"By the time heading occurs, the development of all shoots (main stem and tillers) on the same plant is in synchronization even though there were large differences as to when the initiation of the various shoots occurred (i.e. tiller initiation occurs later than the main stem). However, throughout the pre-heading period, differences also occur in the duration of the various developmental phases among the shoots (i.e. developmental phases for tillers are shortened), which serves to synchronize tiller development with the main stem so that tiller head emergence and flowering occurs soon after the main stem has headed and flowered.
The heading stage begins when the tip of the spike (head) can be seen emerging from the flag leaf sheath (Feekes 10.1; Zadoks 50), and emergence continues until the head is completely emerged (Feekes 10.5; Zadoks 58).
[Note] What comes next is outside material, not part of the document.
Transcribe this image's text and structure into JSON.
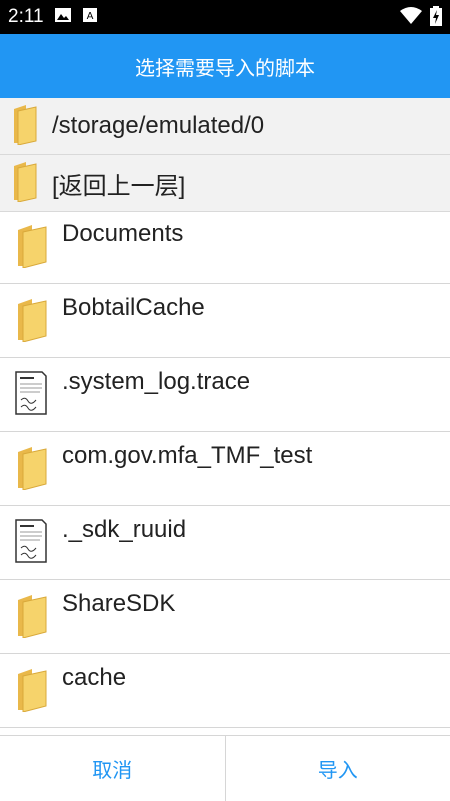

The heading date in most wheat varieties is determined by temperature (accumulation of heat units). In some varieties, a combination of heat accumulation and day length determines heading date.
Shortly after the wheat head has fully emerged, flowering (anthesis) occurs. However, flowering and pollination in cereals may occur either before or after head emergence, depending on plant species and variety. Thus, cereals are classified as either open-flowering or closed-flowering types. Flowering occurs in open-flowering types shortly after head emergence. Most varieties of wheat are of the open-flowering type. Generally, flowering in wheat begins within three or four days after head emergence. Open flowering is characterized by extrusion of the anther (reproductive portion of the flower which produces pollen) from each floret on the head. In contrast, closed-flowering types of varieties or cereals (i.e. barley) flower prior to head emergence and the anthers remain inside each floret.
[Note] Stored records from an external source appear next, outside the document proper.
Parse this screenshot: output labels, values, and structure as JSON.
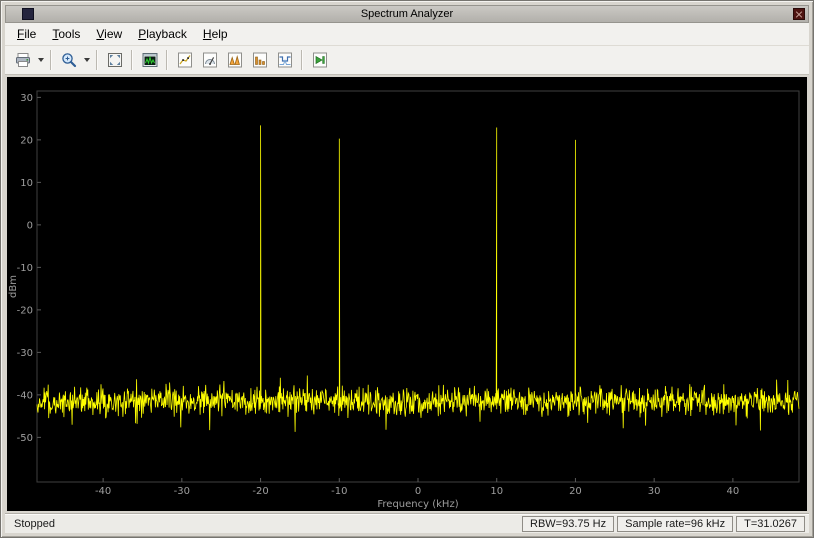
{
  "window": {
    "title": "Spectrum Analyzer"
  },
  "menu": {
    "items": [
      "File",
      "Tools",
      "View",
      "Playback",
      "Help"
    ]
  },
  "toolbar": {
    "icons": [
      "printer-export-icon",
      "dropdown-caret-icon",
      "zoom-in-icon",
      "dropdown-caret-icon",
      "fit-to-view-icon",
      "spectrum-settings-icon",
      "cursor-measurements-icon",
      "signal-statistics-icon",
      "peak-finder-icon",
      "distortion-measurements-icon",
      "spectral-mask-icon",
      "step-forward-icon"
    ]
  },
  "chart_data": {
    "type": "line",
    "title": "",
    "xlabel": "Frequency (kHz)",
    "ylabel": "dBm",
    "xlim": [
      -48.4,
      48.4
    ],
    "ylim": [
      -60.5,
      31.5
    ],
    "xticks": [
      -40,
      -30,
      -20,
      -10,
      0,
      10,
      20,
      30,
      40
    ],
    "yticks": [
      30,
      20,
      10,
      0,
      -10,
      -20,
      -30,
      -40,
      -50
    ],
    "grid": false,
    "legend_position": "none",
    "background": "#000000",
    "axes_border_color": "#3f3f3f",
    "tick_label_color": "#9e9e9e",
    "trace_color": "#ffff00",
    "noise_floor_dbm": -41.5,
    "noise_amplitude_db": 3.2,
    "peaks": [
      {
        "freq_khz": -20,
        "level_dbm": 23.4
      },
      {
        "freq_khz": -10,
        "level_dbm": 20.3
      },
      {
        "freq_khz": 10,
        "level_dbm": 22.9
      },
      {
        "freq_khz": 20,
        "level_dbm": 20.0
      }
    ]
  },
  "status_bar": {
    "status": "Stopped",
    "rbw": "RBW=93.75 Hz",
    "sample_rate": "Sample rate=96 kHz",
    "time": "T=31.0267"
  }
}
Flowering and pollination of wheat normally begins in the center of the head and progresses to the top and bottom of the head. Pollination is normally very quick, lasting only about three to five days. Pollination occurs slightly later on tillers than on the main stem, but all heads on a plant pollinate within a few days of each other. Wheat is largely self-pollinated, and pollination and fertilization has already occurred before the pollen-bearing anthers are extruded from the florets. Kernels per head are determined by the number of flowers that are pollinated. Pollen formation and pollination are very sensitive to environmental conditions. High temperatures and drought stress during heading and flowering can reduce pollen viability and thus reduce kernel numbers.
Flowering is the transition between two broadly categorized growth stages in wheat. In the first stage, vegetative growth, reproductive initiation, and reproductive development occur and determine the final yield potential of the crop and also provide the photosynthetic factory necessary for maximum yield. The second stage is the grain-filling period in which the potential yield created in the first stage is realized. The extent to which the potential yield is realized will depend on the environment and on management inputs prior to and after anthesis.